Naher Osten ■ Inwieweit sind wir anders als unsere Eltern, Großeltern oder Urgroßeltern?
Diese Frage stellte sich Martin Leo und kommentiert am 15. Oktober 2023
Besonders in Deutschland begab man sich schon immer in ein gefährliches Minenfeld, wenn man auch nur entfernt Vergleiche anstellen wollte zwischen der faschistischen Vernichtungspolitik der Nazis insbesondere gegen Juden, Roma & Sinti und slavische Völker sowie gegen Andersdenkende einerseits und den Vertreibungs- und Vernichtungsfantasien israelischer Rechtsextremer gegenüber den Palästinensern andererseits. Dafür gab es immer gute Gründe.
Vergleiche mit Verbrechen, die diese einmalige Bösartigkeit des deutschen Faschismus weder in ihrem Ausmaß, in ihrer Systematik und Perfektion noch im niedrigen Niveau ihrer ideologischen Motivation erreichen, führen zwangsläufig zur Relativierung dieses Massenmords und damit zu seiner Verharmlosung. Trotzdem bleiben die Vergleichsgegenstände schwere Verbrechen.
Heute haben wir mit den Verbrechen israelischer Faschisten gegen die Zivilbevölkerung von Gaza allerdings einen Zustand erreicht, der genannte Abstände zum deutschen Faschismus immer weiter in Frage stellt.
Vergleiche mit den Naziverbrechen gegen das belagerte und ausgehungerte Leningrad, die ein Massensterben verursachten oder mit den in Ghettos eingepferchten und der Vernichtung entgegen sehenden jüdischen Menschen drängen sich auf. Sie nicht anzustellen kann sogar bedeuten, die aktuellen Handlungen israelischer Extremisten zu decken und zu verharmlosen.
Tabuisierung und Verbot von Vergleichen können bei Missbrauch auch das Gegenteil von dem bewirken, das einst beabsichtigt war
Es kann begünstigen, dass sich Verbrechen gegen die Menschlichkeit in außerordentlicher Dimension wiederholen, ohne dass sich die Verantwortlichen dem gleichen Urteil stellen müssen.
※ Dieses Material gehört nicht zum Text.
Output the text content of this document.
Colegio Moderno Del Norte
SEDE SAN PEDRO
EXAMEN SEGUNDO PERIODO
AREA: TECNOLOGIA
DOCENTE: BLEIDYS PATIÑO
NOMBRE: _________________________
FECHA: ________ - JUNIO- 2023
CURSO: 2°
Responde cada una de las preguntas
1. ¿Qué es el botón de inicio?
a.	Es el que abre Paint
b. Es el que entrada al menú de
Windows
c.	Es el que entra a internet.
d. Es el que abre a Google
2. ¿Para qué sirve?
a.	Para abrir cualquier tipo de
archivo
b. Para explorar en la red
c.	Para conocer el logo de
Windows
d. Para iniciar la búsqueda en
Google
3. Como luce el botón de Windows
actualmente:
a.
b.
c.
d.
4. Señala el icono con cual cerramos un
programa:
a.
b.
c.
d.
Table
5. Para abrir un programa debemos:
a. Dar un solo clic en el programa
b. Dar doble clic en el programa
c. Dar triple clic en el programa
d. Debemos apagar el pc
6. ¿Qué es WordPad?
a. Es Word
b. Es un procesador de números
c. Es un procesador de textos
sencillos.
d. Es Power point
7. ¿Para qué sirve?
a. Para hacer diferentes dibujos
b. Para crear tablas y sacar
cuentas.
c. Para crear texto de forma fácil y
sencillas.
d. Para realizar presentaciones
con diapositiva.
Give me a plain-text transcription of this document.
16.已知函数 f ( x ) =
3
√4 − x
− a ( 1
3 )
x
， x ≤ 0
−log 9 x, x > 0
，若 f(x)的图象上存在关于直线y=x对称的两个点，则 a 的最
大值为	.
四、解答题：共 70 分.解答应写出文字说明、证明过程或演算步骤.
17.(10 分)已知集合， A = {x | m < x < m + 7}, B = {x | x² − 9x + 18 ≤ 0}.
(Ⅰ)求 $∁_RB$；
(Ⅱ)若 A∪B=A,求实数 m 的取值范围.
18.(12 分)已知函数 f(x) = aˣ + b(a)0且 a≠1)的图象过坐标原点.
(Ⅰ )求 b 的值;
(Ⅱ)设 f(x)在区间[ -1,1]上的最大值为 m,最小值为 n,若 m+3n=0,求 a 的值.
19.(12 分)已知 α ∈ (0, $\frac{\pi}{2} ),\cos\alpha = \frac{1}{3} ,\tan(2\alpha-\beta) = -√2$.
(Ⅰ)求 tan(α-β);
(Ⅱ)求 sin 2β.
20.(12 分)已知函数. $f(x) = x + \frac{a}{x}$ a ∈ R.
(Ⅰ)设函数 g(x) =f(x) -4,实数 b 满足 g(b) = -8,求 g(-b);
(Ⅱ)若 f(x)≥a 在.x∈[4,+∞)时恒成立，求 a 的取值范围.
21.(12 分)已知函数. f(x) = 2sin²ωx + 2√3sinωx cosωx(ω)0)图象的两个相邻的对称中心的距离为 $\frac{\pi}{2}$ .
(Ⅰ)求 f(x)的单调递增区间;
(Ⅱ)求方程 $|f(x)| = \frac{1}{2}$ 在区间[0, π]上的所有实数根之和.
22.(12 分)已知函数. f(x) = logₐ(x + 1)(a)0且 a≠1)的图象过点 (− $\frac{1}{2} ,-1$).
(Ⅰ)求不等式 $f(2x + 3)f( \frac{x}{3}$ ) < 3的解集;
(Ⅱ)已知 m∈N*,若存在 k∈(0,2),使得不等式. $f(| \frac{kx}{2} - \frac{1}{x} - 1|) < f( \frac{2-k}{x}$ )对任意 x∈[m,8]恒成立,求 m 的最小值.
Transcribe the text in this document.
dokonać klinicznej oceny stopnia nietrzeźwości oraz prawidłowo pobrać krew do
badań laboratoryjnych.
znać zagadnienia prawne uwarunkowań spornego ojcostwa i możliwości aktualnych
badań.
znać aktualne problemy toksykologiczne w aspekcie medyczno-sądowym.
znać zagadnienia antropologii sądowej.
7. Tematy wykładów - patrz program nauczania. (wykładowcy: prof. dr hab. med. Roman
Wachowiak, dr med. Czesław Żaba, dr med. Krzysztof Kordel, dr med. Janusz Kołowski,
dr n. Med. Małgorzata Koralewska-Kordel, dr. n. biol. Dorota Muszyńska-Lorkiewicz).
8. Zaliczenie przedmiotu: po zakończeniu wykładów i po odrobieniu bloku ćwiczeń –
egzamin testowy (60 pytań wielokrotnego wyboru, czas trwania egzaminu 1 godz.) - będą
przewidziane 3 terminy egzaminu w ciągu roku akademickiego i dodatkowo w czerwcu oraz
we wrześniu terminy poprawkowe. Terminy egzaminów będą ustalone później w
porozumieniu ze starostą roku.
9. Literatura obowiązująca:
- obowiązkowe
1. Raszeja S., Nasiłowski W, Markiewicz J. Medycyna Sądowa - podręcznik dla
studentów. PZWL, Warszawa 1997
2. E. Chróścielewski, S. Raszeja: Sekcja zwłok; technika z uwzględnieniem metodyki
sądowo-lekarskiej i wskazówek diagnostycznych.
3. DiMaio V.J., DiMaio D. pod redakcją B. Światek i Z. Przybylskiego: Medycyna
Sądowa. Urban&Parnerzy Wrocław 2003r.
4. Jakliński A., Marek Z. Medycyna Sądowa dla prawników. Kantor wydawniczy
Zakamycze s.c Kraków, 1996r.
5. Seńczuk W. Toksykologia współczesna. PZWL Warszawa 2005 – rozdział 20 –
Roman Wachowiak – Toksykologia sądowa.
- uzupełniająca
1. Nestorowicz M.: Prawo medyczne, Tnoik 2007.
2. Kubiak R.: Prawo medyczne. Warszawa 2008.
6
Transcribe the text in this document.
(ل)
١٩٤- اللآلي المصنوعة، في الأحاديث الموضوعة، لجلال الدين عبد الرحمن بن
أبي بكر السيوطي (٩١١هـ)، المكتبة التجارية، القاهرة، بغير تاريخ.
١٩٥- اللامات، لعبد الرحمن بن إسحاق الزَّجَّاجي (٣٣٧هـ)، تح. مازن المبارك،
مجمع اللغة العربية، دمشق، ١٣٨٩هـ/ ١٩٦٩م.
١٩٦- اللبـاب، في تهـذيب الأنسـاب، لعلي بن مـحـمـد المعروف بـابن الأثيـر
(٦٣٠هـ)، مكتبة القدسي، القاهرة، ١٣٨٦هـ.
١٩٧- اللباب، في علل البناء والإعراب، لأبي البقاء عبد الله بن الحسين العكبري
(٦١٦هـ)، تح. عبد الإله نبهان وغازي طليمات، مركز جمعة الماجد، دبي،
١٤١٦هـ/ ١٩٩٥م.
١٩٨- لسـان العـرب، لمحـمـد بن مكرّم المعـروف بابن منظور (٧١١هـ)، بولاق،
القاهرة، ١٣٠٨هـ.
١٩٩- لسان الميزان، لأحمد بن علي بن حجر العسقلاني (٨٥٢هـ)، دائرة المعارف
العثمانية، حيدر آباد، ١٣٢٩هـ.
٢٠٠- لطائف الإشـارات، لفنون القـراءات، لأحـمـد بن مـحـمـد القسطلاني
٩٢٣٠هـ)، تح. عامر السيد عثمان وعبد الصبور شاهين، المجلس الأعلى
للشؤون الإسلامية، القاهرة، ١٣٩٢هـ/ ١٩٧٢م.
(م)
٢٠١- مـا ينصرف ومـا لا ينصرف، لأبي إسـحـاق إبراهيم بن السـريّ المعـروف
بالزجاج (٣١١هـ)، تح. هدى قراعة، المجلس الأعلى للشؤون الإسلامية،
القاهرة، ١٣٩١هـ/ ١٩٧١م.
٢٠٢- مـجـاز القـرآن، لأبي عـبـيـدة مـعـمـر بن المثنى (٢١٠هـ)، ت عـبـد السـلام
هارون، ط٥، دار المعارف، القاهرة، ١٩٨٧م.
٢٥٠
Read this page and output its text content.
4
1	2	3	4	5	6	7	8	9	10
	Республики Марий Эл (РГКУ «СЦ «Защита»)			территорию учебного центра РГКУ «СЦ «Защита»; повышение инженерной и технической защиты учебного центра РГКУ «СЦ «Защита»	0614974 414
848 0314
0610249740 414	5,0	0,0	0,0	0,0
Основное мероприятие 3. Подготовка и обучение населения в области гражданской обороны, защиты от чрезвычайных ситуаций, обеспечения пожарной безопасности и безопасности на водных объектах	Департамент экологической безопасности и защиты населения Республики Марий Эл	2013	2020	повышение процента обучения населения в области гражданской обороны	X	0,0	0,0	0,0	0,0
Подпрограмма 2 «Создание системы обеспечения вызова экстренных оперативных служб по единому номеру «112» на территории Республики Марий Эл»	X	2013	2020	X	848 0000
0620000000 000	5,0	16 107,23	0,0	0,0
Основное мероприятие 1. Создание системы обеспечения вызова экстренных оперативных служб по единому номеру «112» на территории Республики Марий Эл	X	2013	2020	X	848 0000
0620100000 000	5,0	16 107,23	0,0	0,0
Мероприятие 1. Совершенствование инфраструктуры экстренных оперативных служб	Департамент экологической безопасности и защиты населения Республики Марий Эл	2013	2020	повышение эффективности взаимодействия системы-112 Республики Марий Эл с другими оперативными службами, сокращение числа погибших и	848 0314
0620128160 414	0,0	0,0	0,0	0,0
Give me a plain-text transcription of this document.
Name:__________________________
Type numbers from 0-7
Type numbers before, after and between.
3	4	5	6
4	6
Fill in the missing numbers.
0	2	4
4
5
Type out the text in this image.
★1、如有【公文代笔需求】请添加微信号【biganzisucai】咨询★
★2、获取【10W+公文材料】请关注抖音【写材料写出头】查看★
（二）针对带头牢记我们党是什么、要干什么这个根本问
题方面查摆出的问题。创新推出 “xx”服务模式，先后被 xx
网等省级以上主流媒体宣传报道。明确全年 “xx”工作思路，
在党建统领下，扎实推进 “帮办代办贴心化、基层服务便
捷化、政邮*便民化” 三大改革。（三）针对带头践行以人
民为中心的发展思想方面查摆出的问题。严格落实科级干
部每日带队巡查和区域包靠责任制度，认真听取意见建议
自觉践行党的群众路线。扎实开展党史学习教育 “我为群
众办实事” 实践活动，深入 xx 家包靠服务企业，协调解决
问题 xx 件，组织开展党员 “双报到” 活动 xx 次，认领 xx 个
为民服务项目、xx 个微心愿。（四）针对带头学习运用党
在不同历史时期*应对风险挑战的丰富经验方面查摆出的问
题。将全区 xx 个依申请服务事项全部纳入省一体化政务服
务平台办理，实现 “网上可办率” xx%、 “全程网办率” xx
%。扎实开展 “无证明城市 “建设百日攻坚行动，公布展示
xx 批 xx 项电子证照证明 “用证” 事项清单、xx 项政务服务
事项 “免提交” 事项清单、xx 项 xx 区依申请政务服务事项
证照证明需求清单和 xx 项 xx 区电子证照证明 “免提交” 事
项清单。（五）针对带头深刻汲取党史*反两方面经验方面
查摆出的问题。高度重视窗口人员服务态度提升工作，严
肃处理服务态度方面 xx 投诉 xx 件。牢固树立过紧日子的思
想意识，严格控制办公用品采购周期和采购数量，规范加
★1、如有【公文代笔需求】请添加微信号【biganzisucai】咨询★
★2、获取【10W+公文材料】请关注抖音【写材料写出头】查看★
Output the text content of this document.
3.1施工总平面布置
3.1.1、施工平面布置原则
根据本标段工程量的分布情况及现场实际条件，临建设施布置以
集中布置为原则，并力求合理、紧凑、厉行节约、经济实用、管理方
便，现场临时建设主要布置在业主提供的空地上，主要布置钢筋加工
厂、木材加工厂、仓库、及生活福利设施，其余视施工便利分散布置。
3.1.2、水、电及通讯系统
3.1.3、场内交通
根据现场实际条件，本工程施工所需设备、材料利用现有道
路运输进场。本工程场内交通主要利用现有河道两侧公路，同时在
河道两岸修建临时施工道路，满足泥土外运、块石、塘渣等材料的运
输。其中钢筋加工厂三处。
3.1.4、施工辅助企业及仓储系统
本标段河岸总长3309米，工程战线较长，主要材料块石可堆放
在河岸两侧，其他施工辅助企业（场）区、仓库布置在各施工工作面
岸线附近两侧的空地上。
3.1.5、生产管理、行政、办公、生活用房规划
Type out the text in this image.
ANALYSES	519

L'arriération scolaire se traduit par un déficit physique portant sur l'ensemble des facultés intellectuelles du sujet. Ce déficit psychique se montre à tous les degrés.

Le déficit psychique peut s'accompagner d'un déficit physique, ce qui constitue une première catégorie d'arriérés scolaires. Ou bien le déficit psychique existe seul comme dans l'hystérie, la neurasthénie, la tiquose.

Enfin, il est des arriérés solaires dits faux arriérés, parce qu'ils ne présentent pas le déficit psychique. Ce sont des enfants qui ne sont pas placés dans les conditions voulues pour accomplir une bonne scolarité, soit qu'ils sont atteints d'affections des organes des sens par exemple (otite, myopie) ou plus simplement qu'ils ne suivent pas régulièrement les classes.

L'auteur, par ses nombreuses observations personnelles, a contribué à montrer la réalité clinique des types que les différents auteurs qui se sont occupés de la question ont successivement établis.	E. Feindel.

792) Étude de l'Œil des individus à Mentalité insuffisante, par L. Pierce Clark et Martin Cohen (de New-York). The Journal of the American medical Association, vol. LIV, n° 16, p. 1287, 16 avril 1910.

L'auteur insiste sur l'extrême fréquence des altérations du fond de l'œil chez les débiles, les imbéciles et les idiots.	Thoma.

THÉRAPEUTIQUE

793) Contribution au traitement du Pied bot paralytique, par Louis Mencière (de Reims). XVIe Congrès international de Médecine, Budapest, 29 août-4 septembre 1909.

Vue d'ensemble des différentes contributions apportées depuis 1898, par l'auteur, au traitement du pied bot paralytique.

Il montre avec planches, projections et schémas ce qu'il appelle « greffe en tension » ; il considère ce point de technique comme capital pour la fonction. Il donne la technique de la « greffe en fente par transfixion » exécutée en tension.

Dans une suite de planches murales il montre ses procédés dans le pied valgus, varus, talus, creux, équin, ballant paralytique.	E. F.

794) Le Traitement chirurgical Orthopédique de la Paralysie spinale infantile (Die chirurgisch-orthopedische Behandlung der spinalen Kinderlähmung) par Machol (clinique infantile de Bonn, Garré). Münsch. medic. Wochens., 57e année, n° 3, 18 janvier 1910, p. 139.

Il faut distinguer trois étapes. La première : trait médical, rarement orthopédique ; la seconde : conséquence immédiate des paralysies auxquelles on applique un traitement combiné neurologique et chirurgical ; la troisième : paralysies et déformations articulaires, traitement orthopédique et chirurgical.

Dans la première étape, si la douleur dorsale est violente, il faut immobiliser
Wenn die faschistischen Naziverbrechen der Vergangenheit die Maßeinheit sind für heutige Verbrechen gegen die Menschlichkeit, überlassen wir es dann ausgerechnet den Tätern von heute zu beurteilen, inwieweit sie dieses Maß erfüllt haben?
Wer die Dimensionen der aktuellen Verbrechen gegen die Gaza-Bevölkerung nicht erkennen will, obwohl er sie sehen kann, unterscheidet der sich von unseren Eltern, Großeltern und Urgroßeltern? Und haben wir heute nicht viel bessere und konkretere Informationen über fortgesetzte Verbrechen der korrupten Machthaber in Israel? Wer früher Informationen einholte und nachdachte, riskierte sein Leben. Wer das heute tut, riskiert im Vergleich dazu – noch – nichts.
Oder haben die Organisatoren des Gaza-Völkermords durch Einsperren, Aushungern und Verdursten bei gleichzeitigen unablässigen Bombardements es geschafft, dass auch wir dieses verfolgte palästinensische Volk von Gaza für schuldig halten?
Wofür? Für den juristisch gedeckten Widerstand gegen eine völkerrechtswidrige Dauerbesetzung palästinensischen Bodens? Für die Tatsache, dass Gruppen wie Hamas inzwischen die verbrecherischen Kampfmethoden ihrer israelischen Lehrherren übernommen haben? Die Palästinenser sind so lange geschlagen worden, bis einige von ihnen schuldig wurden.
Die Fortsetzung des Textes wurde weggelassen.